The theme of the seminar, “Employment Intensive Approach in the Construction Sector - A Catalyst for Achieving Prosperity for All,” is not only relevant to Uganda today but the entire developing world. “Prosperity for All” is a Uganda Government catch word used in reference to a programme that aims to increase household incomes as a strategy of reducing poverty levels in the country. Started in 2006, the programme envisions transforming Uganda from a pre - industrial economy to an industrial economy where each Ministry is tasked with incorporating this component in the work plans. Through a labour - intensive approach to construction works, the Ministry of Works and Transport (MoWT) hopes to implement this programme successfully.

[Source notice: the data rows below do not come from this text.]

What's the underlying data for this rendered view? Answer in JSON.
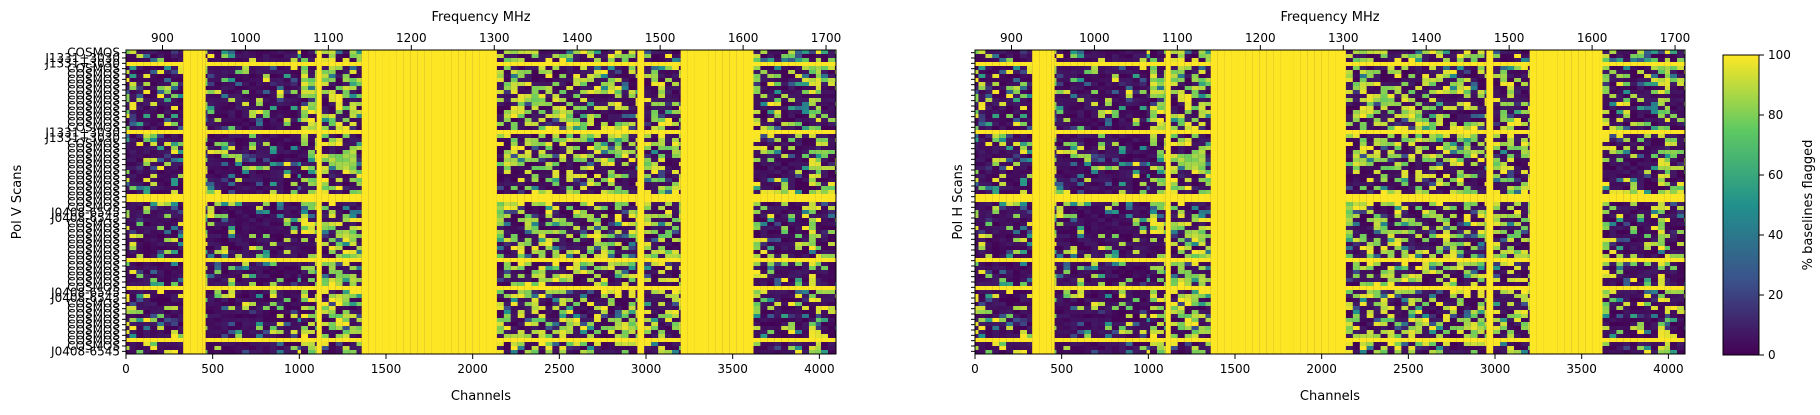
{
  "chart_data": [
    {
      "type": "heatmap",
      "panel": "left",
      "xlabel": "Channels",
      "ylabel": "Pol V  Scans",
      "x2label": "Frequency MHz",
      "xlim": [
        0,
        4096
      ],
      "xticks": [
        0,
        500,
        1000,
        1500,
        2000,
        2500,
        3000,
        3500,
        4000
      ],
      "x2ticks": [
        900,
        1000,
        1100,
        1200,
        1300,
        1400,
        1500,
        1600,
        1700
      ],
      "freq_per_channel": [
        856,
        0.208984375
      ],
      "rows": 76,
      "ytick_labels": [
        "COSMOS",
        "J1331+3030",
        "J1331+3030",
        "COSMOS",
        "COSMOS",
        "COSMOS",
        "COSMOS",
        "COSMOS",
        "COSMOS",
        "COSMOS",
        "COSMOS",
        "COSMOS",
        "COSMOS",
        "COSMOS",
        "COSMOS",
        "J1331+3030",
        "J1331+3030",
        "COSMOS",
        "COSMOS",
        "COSMOS",
        "COSMOS",
        "COSMOS",
        "COSMOS",
        "COSMOS",
        "COSMOS",
        "COSMOS",
        "COSMOS",
        "COSMOS",
        "COSMOS",
        "COSMOS",
        "J0408-6545",
        "J0408-6545",
        "COSMOS",
        "COSMOS",
        "COSMOS",
        "COSMOS",
        "COSMOS",
        "COSMOS",
        "COSMOS",
        "COSMOS",
        "COSMOS",
        "COSMOS",
        "COSMOS",
        "COSMOS",
        "COSMOS",
        "J0408-6545",
        "J0408-6545",
        "COSMOS",
        "COSMOS",
        "COSMOS",
        "COSMOS",
        "COSMOS",
        "COSMOS",
        "COSMOS",
        "COSMOS",
        "COSMOS",
        "J0408-6545"
      ],
      "value_range": [
        0,
        100
      ],
      "fully_flagged_channel_ranges": [
        [
          440,
          460
        ],
        [
          1100,
          1130
        ],
        [
          1360,
          2140
        ],
        [
          2950,
          2990
        ],
        [
          3200,
          3620
        ]
      ]
    },
    {
      "type": "heatmap",
      "panel": "right",
      "xlabel": "Channels",
      "ylabel": "Pol H  Scans",
      "x2label": "Frequency MHz",
      "xlim": [
        0,
        4096
      ],
      "xticks": [
        0,
        500,
        1000,
        1500,
        2000,
        2500,
        3000,
        3500,
        4000
      ],
      "x2ticks": [
        900,
        1000,
        1100,
        1200,
        1300,
        1400,
        1500,
        1600,
        1700
      ],
      "freq_per_channel": [
        856,
        0.208984375
      ],
      "rows": 76,
      "value_range": [
        0,
        100
      ],
      "fully_flagged_channel_ranges": [
        [
          440,
          460
        ],
        [
          1100,
          1130
        ],
        [
          1360,
          2140
        ],
        [
          2950,
          2990
        ],
        [
          3200,
          3620
        ]
      ]
    }
  ],
  "colorbar": {
    "label": "% baselines flagged",
    "ticks": [
      0,
      20,
      40,
      60,
      80,
      100
    ],
    "colormap": [
      "#440154",
      "#3b528b",
      "#21918c",
      "#5ec962",
      "#fde725"
    ]
  }
}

A total of 331 local and international delegates from 27 countries attended the seminar and by the end of the event, a total of 12 educative papers by experts with hands-on experience from the field had been presented in the plenary sessions. Specialists on different aspects of labour-intensive contributions to infrastructural investments delivered the papers. After presentation of each paper, discussions were held to enable delegates to share experiences and challenges in their countries. Through these discussions, strengths and weaknesses were identified in the field presented and appropriate recommendations made.

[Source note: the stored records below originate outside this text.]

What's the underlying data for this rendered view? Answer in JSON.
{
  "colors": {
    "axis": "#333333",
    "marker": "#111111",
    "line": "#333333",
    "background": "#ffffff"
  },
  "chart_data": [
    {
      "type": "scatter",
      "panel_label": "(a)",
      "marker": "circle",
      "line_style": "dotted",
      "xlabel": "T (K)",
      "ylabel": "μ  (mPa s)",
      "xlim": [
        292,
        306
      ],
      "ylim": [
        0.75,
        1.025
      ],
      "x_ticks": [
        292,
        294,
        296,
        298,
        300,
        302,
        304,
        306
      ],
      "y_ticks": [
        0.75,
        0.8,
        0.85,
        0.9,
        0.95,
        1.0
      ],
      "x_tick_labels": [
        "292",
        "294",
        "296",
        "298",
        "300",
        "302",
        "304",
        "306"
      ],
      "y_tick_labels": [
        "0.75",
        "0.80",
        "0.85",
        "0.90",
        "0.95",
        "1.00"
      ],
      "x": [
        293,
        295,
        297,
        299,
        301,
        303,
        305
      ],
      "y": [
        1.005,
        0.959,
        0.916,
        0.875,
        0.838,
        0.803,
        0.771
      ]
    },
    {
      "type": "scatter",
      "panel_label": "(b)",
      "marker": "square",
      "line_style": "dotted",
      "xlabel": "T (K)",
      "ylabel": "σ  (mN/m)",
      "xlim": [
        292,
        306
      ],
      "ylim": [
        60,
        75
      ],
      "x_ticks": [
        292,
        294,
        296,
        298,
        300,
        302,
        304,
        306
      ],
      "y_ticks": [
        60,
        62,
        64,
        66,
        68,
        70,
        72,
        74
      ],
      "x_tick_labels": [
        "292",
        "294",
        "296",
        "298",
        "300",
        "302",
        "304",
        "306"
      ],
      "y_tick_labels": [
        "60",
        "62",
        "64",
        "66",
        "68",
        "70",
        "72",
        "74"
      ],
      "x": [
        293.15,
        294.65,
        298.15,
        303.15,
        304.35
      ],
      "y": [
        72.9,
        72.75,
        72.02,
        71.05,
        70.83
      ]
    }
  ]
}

The seminar provided the delegates with the opportunity to review the objectives set at the last seminar held in Durban in 2007, and to assess progress in implementation. Ministers from Angola, Botswana, Lesotho, Malawi, Mozambique, Namibia, South Africa, Swaziland, Tanzania, Zambia and Zimbabwe participated in the Regional Seminar, along with the Deputy Minister of Roads and Public Works from the Republic of South Africa, the previous seminar host country.

A Labour-intensive approach is one of the strategies in the country’s plans to achieve its development goals. Uganda possesses a large pool of labour resource (albeit not skilled) which, if properly harnessed, could help the country achieve prosperity.
The key issue of the seminar was to consider employment creation and poverty alleviation in the context of labour-intensive technologies as a means to provide a structural and long-term intervention to address unemployment and underemployment in developing countries. The sessions provided labour-based practitioners with an opportunity to share their experiences and also provided a platform for delegates to exchange views on possible solutions for increasing the impact of investments and Government programmes on employment creation.

The seminar thus marked a shift of focus beyond mere promotion of labour-based technologies, to a focus on increasing the employment impact of public sector investments and programmes in particular. In addition to best practices, the manner in which political commitments were linked to concrete outcomes was also examined.

The Ministers Statement was read to the delegates on the second day of seminar and important to note is that the Ministers committed themselves to popularising the use of labour-based techniques in their respective countries. The Ministerial delegation toured a model farm (Katende-Harambe Agro-based Training Centre) in Namugongo, off Kampala-Jinja Road, which is on the outskirts of Kampala before they travelled to Mbale in Eastern Uganda for a field trip with other delegates.

Delegates toured two “Prosperity for All” agricultural projects, a labour-based model road which was under construction by MELTC and the Mt. Elgon Labour-Based Training Centre (LBT) in Mbale. (The training centre is under the Ministry of Works and Transport). This gave them an opportunity to appreciate the seminar theme by personally observing the works that had been undertaken by MoWT in terms of encouraging LBT practices.

At the end of the seminar, an evaluation was done by delegates through a questionnaire. The results showed that the general rating of the whole seminar, the delegates’ appreciation for the papers that were presented as well as the overall organisation of the seminar. The Kampala Statement was passed and adopted by the delegates. Ghana was elected to host the 14th ILO Regional Seminar.